NEW ORLEANS — Evidence is mounting that rimonabant, shown effective for weight loss and smoking cessation, independently improves patients' cardiovascular risk profiles, F. Xavier Pi-Sunyer, M.D., reported at the annual scientific sessions of the American Heart Association.
In the wake of the highly favorable results of the Rimonabant In Obesity-North America (RIO-NA) trial that were presented, the company plans to file for marketing approval for the investigational drug in the second quarter of 2005, a Sanofi-Synthelabo spokesman told this newspaper.
A total of 3,040 obese patients participated in RIO-NA, a 2-year randomized double-blind trial conducted at 72 U.S. and Canadian centers. Subjects were randomized to rimonabant at 20 or 5 mg/day or to placebo in a 2:2:1 ratio for the first year. Those on rimonabant were then re-randomized to the same dose of the drug or placebo for the second year. All patients were also prescribed a mildly hypocaloric diet designed to create a 600 kcal/day deficit relative to energy requirements.
Patients on rimonabant at 20 mg/day experienced significant reductions in body weight and abdominal fat well in excess of what can be achieved with currently available weight-loss medications. They also developed an improved cardiovascular risk profile and a sharply decreased prevalence of the metabolic syndrome, said Dr. Pi-Sunyer, professor of medicine at Columbia University and chief of the department of endocrinology, diabetes, and nutrition at St. Luke's-Roosevelt Hospital, New York City.
Mean weight loss at 1 year was 8.7 kg in the 20 mg rimonabant group, compared with 2.8 kg with placebo. At 2 years the rimonabant group weighed a mean of 7.4 kg less than at baseline; the placebo group weighed 2.3 kg less. A total of 62.5% of patients on high-dose rimonabant lost more than 5% of their initial body weight and 32.8% lost more than 10%, compared with 33.2% and 16.4%, respectively, of the subjects on placebo.

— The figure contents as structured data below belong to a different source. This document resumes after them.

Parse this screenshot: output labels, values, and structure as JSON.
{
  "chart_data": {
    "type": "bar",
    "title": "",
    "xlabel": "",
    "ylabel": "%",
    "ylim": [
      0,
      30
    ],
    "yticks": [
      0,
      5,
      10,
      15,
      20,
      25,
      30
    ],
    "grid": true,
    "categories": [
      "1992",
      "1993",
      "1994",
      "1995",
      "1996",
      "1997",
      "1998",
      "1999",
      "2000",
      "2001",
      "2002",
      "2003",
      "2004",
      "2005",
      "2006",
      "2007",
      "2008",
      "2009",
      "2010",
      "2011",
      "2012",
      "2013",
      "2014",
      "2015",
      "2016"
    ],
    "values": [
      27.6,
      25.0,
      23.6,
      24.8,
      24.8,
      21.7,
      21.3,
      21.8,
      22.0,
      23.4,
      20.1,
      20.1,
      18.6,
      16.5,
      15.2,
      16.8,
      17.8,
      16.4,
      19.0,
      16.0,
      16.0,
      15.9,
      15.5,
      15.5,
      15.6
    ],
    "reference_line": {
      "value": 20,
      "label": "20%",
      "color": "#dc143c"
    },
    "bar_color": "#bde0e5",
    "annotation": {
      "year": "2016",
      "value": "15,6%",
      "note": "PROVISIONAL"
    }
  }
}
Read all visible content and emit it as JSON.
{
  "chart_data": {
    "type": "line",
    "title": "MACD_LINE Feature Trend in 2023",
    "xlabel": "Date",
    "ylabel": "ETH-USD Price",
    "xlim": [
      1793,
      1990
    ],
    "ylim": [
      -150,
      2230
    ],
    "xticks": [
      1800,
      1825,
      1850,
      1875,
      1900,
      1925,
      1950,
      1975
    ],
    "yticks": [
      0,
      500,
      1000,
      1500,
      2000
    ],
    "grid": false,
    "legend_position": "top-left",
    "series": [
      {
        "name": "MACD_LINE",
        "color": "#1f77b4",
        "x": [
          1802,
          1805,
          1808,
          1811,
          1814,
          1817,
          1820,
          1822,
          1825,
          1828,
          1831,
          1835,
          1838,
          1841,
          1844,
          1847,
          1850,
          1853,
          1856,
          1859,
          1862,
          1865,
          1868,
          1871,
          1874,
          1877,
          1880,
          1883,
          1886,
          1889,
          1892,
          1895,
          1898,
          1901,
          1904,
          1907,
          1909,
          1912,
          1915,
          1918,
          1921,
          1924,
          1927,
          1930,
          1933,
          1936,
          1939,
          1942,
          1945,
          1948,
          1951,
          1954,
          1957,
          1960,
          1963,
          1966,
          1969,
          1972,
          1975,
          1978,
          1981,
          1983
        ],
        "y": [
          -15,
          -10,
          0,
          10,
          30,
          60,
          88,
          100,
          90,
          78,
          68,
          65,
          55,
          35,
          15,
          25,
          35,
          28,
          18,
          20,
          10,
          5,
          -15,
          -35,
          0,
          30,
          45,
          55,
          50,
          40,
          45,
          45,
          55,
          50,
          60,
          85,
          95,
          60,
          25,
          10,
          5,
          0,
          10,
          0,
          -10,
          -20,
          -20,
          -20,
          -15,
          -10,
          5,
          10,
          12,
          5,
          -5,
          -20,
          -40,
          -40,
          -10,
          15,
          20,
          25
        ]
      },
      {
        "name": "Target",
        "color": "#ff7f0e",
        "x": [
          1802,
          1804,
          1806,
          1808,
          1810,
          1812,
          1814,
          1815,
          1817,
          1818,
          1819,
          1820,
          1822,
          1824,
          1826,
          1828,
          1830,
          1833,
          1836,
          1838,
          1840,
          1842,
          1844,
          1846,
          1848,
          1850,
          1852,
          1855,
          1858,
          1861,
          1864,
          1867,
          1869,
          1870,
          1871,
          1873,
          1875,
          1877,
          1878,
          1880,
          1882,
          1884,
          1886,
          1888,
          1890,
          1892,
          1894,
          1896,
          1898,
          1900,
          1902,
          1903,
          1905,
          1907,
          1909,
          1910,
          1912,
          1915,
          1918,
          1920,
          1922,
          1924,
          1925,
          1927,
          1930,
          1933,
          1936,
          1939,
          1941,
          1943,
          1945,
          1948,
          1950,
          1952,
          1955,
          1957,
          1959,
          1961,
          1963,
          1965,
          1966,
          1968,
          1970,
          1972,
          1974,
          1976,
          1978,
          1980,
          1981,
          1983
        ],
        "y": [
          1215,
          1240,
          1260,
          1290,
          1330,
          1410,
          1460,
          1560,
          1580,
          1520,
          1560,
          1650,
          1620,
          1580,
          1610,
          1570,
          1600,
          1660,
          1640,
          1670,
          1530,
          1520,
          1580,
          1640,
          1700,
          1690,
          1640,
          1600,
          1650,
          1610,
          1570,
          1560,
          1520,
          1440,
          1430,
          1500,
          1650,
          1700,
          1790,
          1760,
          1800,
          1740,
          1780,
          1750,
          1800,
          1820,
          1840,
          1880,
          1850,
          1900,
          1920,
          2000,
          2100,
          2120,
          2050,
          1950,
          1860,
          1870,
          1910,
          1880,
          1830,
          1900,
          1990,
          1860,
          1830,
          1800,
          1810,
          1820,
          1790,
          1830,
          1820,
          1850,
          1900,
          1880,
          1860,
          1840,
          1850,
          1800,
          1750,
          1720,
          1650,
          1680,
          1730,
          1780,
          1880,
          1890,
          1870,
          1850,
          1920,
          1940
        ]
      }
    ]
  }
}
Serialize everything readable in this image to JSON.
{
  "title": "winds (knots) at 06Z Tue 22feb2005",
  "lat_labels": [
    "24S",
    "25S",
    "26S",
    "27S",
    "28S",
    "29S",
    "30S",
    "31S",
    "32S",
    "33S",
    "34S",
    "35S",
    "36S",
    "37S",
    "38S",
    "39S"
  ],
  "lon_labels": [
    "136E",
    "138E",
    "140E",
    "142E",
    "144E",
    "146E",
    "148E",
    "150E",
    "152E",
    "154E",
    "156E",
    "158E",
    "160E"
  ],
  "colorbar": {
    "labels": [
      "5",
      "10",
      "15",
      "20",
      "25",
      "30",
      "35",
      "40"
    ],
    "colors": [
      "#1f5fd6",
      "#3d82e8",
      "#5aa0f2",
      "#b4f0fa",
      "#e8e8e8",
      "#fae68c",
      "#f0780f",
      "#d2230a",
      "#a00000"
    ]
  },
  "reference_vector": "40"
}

After 2 years on rimonabant at 20 mg/day, mean waist circumference was reduced by 3.1 inches, compared with 1.9 inches on rimonabant 5 mg/day and 1.5 inches on placebo. HDL levels rose by a mean of 24.5%, while triglyceride levels fell by 9.9% in the 20 mg rimonabant group, compared with a 13.8% rise in HDL and 1.6% decline in triglycerides in the placebo arm, reported Dr. Pi-Sunyer, principal investigator for RIO-NA.
At baseline, 34.8% of patients met criteria for the metabolic syndrome. After 2 years on rimonabant at 20 mg/day, the prevalence of metabolic syndrome fell to 22.5%, a greater than one-third reduction. In contrast, there was no meaningful change in the prevalence of metabolic syndrome in the placebo arm.
Statistical analysis indicated that about half of the improvements in HDL cholesterol, triglycerides, insulin sensitivity, and fasting insulin seen with rimonabant were attributable to the weight loss, while the other half could be traced to an independent effect of the medication, he continued.
Depression, anxiety, irritability, and nausea were slightly more common in the rimonabant groups than the placebo group. But the three study arms did not differ significantly in terms of serial scores on the Hospital Anxiety and Depression Scale.
RIO-NA was the largest and longest study in a drug-development program, totaling more than 6,600 obese or overweight patients in phase III trials. First-year results of RIO-NA were remarkably consistent with those reported earlier in the year-long RIO-Europe and RIO-Lipids trials.
Discussant Robert H. Eckel, M.D., president-elect of the AHA, noted that rimonabant is the prototype of a new drug class targeting the endocannabinoid receptor within the brain's pleasure centers. More agents will likely follow.
“Rimonabant is of particular interest to me because the HDL effect appears to be much greater than would be expected from the amount of weight loss that occurred,” said Dr. Eckel, professor of medicine at the University of Colorado, Denver.
Although the 2-year data show very encouraging evidence of both safety and efficacy, the effects of longer-term therapy directed at the brain's pleasure center remain a question mark, he added.